‌Listening to the music you create on Flat has inspired me. I want to share with our community some reviews about wonderful songs that I have found on the platform. This is an opportunity to get to know Flat's composers, and to get their amazing songs across.

For this first review, let’s talk about The Sorrow Remains by Yoni.

I remember Pierre, our CEO, telling me, in my first days at Flat, that I would discover wonderful composers on the platform. He was right!

I've been listening to some great songs that I have found. To my surprise, when I approached the team to show them the scores, they already knew them. We feel proud to have this great community of composers creating art and such beautiful music.

We listen to the music you write.

I went to the Discover section. I randomly chose Yoni's composition. Honestly, I skipped the description and just clicked on play. I was pleasantly surprised by an unexpected change in the middle of the song. That triggered my curiosity. I went to read the description and what a description it was. It was short story about the overwhelming and beautiful condition of being alive.

''I just find myself sitting at the piano whenever I have a‌‌ feeling or an idea that needs to be expressed in a way where words fail. I‌‌ sit. I play. When something takes hold of me, I stick with it for a bit,‌‌and then record myself playing it. Then I move it to Flat, and let the‌‌ music take me where it will''

After reading the description, I listened again. I closed my eyes, and the story was being projected like a movie in my imagination. I could feel the pain of the character. Then, I decided to look carefully into the written music.
The song starts in Eb minor key with a Largo tempo. Considering what we discussed in the article ''How to project emotions trough music: Choosing the key'' , this gives you a clue about the feeling behind the composition.

Yoni himself told us that:

''The song started with a somber feeling, musically speaking''

The song starts with the piano alone with a constant and reflexive melody that recalls the character's inevitable destiny. In some measures, the final notes of the melody are different, eliciting a feeling of dispossession.

Also, some alterations show up, subtle gleams. For instance, D# is included by the composer, which generates tension and evokes the need for a change.

The first instrument layer is the contrabass, which accentuates the depth of the song.

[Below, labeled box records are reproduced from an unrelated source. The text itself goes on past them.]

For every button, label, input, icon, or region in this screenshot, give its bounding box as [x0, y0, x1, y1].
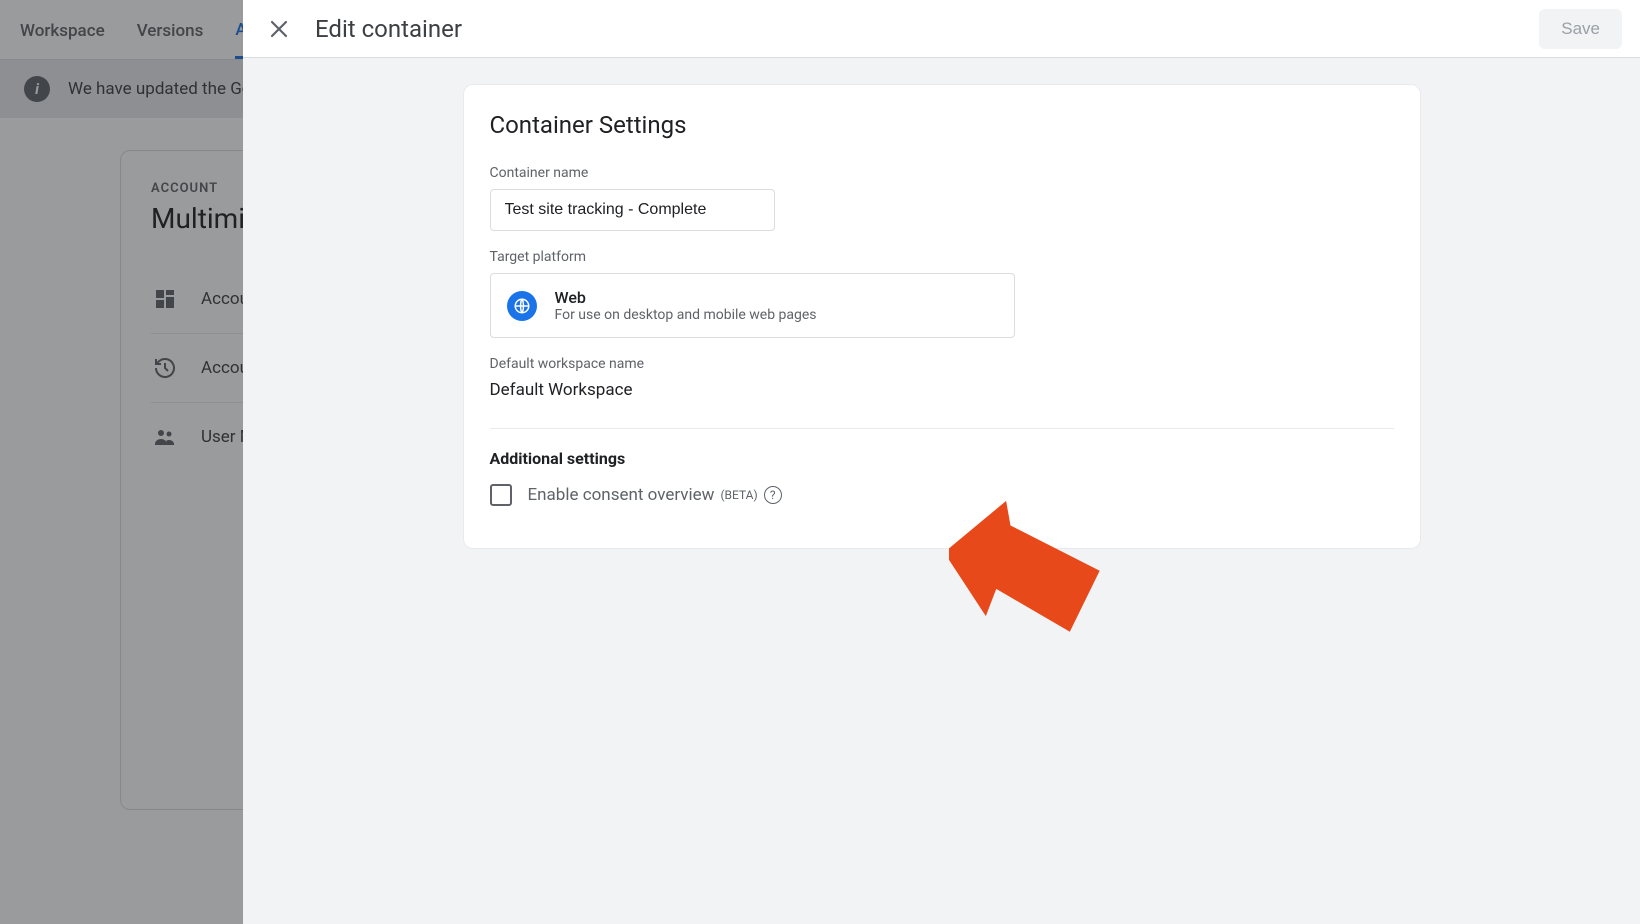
container-name-input[interactable]	[490, 189, 775, 231]
default-workspace-value: Default Workspace	[490, 380, 1394, 400]
help-icon[interactable]: ?	[764, 486, 782, 504]
container-name-label: Container name	[490, 165, 1394, 181]
consent-overview-row: Enable consent overview (BETA) ?	[490, 484, 1394, 506]
divider	[490, 428, 1394, 429]
additional-settings-title: Additional settings	[490, 449, 1394, 468]
drawer-title: Edit container	[315, 15, 1521, 43]
target-platform-label: Target platform	[490, 249, 1394, 265]
drawer-header: Edit container Save	[243, 0, 1640, 58]
consent-overview-label: Enable consent overview (BETA) ?	[528, 485, 782, 505]
target-platform-box[interactable]: Web For use on desktop and mobile web pa…	[490, 273, 1015, 338]
consent-overview-checkbox[interactable]	[490, 484, 512, 506]
drawer-body: Container Settings Container name Target…	[243, 58, 1640, 924]
close-button[interactable]	[261, 11, 297, 47]
container-settings-card: Container Settings Container name Target…	[463, 84, 1421, 549]
close-icon	[269, 19, 289, 39]
edit-container-drawer: Edit container Save Container Settings C…	[243, 0, 1640, 924]
consent-label-text: Enable consent overview	[528, 485, 715, 505]
save-button[interactable]: Save	[1539, 9, 1622, 49]
beta-badge: (BETA)	[720, 488, 757, 502]
globe-icon	[507, 291, 537, 321]
platform-description: For use on desktop and mobile web pages	[555, 307, 817, 323]
card-title: Container Settings	[490, 111, 1394, 139]
platform-name: Web	[555, 288, 817, 307]
default-workspace-label: Default workspace name	[490, 356, 1394, 372]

Then, the other strings and percussion join.  The rhythm is constant, creating expectations. You know that something is going to happen, and it does. Yoni majestically changes the key of the song from Eb minor to Eb major.

I loved that change!

In section D, there is a thirty-notes fall sequence, bringing dynamism to the song, and recalling the inevitable fall of the character. The song is back in the minor key.

I want to point out that the key changes are made with harmonic elegance by Yoni. For instance, he uses Bb as a connector to go from Eb minor to Eb major. Bb is the V degree of both scales, which makes the modulation subtle and eloquent.

''I felt a change was needed, so I sat down at the piano. I never know what will come, I just start with a feeling, start playing, and see what evolves...I let the music – and the feelings it brings out in me – lead''

The constant melody returns. But this time, and until the end of the song, the piano is no longer alone. This evokes a change of perception and acceptance.

''The sorrow remains, but his next footsteps are not taken without hope. And so he continues on his long walk of life, towards destinations unknown, but no longer unwelcome''

I honestly loved the sound of this song. This is partly due to Corentin, our Audio Engineer, and his amazing work on the new piano.

I reached out to Yoni to get to know him a little and find out what inspires him as a composer.He is a kind person, and an intuitive and experienced composer. He has eclectic influences, which gives him a rich musical lexicon while composing.

About The Sorrow Remains, Yoni said that he had been learning the 1st‌‌ movement of Beethoven’s *Moonlight Sonata*, and that emotional‌‌ baggage triggered his song

I am always curious about creative processes. In this case, I wondered if the short story was inspired by the song or the other way around. It happened simultaneously for Yoni.

''Honestly, the song was nearly finished when I wrote that, though the idea
was already in my head. I was at my children’s karate lesson, when I
realized that I had no WiFi available to compose. So, instead, I wrote the
accompanying story on my phone''

Pretty interesting, isn't it?

I urge you to listen to The Sorrow Remains if you haven't done it yet.

Thanks Yoni for your amazing creations and for being part of Flat's community.